Filipe Duarte Santos, presidente do CNADS (Conselho Nacional do Ambiente e do Desenvolvimento Sustentável), reitera a importância da eficiência da água: “É extraordinário como há tantas perdas”,lamenta. Algo que parece ser indispensável, é que na gestão os “incentivos” são um fator de maior eficiência.
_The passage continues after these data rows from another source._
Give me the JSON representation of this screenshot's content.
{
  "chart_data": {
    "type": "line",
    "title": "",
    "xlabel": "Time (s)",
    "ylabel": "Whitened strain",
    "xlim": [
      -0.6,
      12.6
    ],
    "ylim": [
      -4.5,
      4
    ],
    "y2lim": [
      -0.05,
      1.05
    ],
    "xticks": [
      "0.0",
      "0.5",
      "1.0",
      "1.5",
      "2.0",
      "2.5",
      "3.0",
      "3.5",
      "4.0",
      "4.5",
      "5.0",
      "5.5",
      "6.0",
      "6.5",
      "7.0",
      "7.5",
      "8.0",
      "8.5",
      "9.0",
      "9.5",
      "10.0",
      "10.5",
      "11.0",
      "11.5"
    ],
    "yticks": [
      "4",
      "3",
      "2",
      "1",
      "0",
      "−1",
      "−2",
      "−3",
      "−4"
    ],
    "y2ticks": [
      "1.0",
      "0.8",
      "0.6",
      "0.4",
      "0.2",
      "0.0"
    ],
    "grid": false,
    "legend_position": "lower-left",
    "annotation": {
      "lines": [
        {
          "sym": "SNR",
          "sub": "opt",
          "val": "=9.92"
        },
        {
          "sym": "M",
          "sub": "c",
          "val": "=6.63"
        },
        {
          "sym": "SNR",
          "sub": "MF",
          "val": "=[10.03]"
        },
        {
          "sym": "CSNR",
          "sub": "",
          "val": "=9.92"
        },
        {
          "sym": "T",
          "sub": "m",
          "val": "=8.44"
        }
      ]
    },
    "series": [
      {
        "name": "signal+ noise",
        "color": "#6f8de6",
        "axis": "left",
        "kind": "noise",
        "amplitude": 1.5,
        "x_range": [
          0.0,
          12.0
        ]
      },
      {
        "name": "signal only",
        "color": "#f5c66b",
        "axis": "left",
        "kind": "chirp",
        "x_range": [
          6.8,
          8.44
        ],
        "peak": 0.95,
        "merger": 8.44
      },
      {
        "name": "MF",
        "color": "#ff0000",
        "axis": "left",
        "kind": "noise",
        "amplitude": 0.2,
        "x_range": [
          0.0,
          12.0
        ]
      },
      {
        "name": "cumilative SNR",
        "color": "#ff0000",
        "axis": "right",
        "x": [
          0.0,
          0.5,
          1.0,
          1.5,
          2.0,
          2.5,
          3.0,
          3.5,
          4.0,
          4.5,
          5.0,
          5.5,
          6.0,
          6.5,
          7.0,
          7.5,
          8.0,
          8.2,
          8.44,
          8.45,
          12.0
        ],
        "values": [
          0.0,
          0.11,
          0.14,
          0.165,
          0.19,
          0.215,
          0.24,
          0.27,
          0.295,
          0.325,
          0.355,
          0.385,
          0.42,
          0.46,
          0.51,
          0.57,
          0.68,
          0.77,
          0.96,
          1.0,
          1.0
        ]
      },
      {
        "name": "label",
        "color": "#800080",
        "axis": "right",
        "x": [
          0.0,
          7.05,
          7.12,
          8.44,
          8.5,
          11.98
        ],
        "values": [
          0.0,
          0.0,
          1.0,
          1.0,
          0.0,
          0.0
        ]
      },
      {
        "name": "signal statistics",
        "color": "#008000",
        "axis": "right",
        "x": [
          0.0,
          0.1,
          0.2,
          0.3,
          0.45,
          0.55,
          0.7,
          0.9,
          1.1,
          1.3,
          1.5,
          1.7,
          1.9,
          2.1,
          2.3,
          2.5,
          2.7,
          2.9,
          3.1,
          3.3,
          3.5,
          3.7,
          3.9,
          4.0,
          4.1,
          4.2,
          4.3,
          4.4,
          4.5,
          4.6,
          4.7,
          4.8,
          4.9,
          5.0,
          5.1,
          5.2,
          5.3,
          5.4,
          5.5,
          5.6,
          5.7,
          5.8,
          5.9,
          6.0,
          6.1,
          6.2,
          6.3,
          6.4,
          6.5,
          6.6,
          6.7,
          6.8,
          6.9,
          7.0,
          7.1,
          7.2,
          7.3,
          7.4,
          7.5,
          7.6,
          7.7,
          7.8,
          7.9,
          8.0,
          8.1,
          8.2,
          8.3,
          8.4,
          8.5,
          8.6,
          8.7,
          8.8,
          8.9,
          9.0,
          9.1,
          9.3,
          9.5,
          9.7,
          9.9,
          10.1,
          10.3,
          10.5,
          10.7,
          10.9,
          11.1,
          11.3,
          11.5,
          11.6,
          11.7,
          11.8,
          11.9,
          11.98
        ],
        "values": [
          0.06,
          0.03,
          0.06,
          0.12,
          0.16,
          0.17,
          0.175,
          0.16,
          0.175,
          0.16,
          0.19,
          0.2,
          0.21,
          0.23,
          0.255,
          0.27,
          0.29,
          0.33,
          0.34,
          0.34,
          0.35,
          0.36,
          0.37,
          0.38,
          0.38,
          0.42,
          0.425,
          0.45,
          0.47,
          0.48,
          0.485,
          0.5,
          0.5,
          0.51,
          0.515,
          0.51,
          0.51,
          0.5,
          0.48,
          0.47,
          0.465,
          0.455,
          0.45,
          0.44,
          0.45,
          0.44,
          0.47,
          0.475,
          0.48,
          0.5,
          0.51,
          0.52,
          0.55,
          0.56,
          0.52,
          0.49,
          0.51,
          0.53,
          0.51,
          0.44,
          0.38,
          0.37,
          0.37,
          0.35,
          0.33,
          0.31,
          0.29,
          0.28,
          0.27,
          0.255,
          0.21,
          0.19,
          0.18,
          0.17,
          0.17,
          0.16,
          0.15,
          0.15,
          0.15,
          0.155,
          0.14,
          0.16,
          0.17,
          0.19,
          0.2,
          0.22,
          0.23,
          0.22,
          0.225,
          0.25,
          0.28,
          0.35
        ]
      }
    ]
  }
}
Já no caso do regadio, o responsável além de sublinhar a sua importância (regadio) para Portugal, defende que se deve associar o preço da água ao consumo: “Há países em que o preço do metro cúbico baixa se o agricultor conseguir demonstrar que conseguiu produzir mais gastando a mesma quantidade de água”. Em Portugal, “não há qualquer impedimento” para tal: “Dentro do nosso sistema existem mecanismos de incentivos que permitem diminuir”.

Como notas finais, Rui Godinho, presidente da ADPA (Associação Portuguesa de Distribuição e Drenagem de Águas), destacou três áreas vitais que devem ser “introduzidas, assumidas, assimiladas e postas em prática” no setor em geral, sendo elas a “eficiência”, a “inovação” e a “resiliência”. No que toca aos serviços de água e saneamento é fundamental ter em consideração um aspeto significativo sobre  a organização: “Mais do que dois terços das entidades gestoras têm menos de 10 mil clientes”. Isto significa que “estamos num país com uma dualidade de organização do setor da água”, algo que se traduz num “problema estrutural” que tem de ser encarado, reitera o responsável, acrescentando, ainda as “dificuldade do ponto de vista da aplicação de tecnologias para reutilização de perdas”, bem como “investimentos que sejam verdadeiramente sustentáveis”.  Já no que toca ao Plano de Recuperação e Resiliência, Rui Godinho afirma que ficou de fora a “maior parte do país” no que toca  a financiamentos para o ciclo urbano da água e a gestão dos recursos hídricos: “Não é uma crítica, nem é um desvalor dos investimentos de gestão hídrica que lá estão para a região do Algarve, Madeira ou para a construção da Barragem do Pisão, sendo investimentos necessários”. No entanto, “ é preciso olhar para o setor na sua totalidade”, reforça, lamentando que “ficou de fora 92% da população portuguesa no que toca ao ciclo urbano da água”, sendo, efetivamente, um “aspeto negativo”. Aquilo que o presidente da APDA espera é que, em “futuros instrumentos de captação de fundos europeus”, designadamente, no Portugal 2030 ou no plano plurianual, tais áreas sejam devidamente consideráveis. Relativamente ao funcionamento do setor da água, o presidente da APDA partilha uma preocupação que passa, essencialmente, pela “pouca capacidade de investimento” que existe na reabilitação ou renovação das redes: “Depois de investimentos extraordinários é o momento de entrarmos a fundo na reabilitação”. Rui Godinho centra a sua mensagem final na organização da gestão dos recursos hídricos em Portugal, defendendo, de uma forma integrada, o conceito da organização da gestão dos recurso hídricos por bacias hidrográficas, sendo um princípio de “regionalização” da gestão dos recursos hídricos universalmente aceite: “Inclui o território, introduz  soluções e medidas políticas e pode o recurso assumiria a sua centralidade absolutamente inevitável”.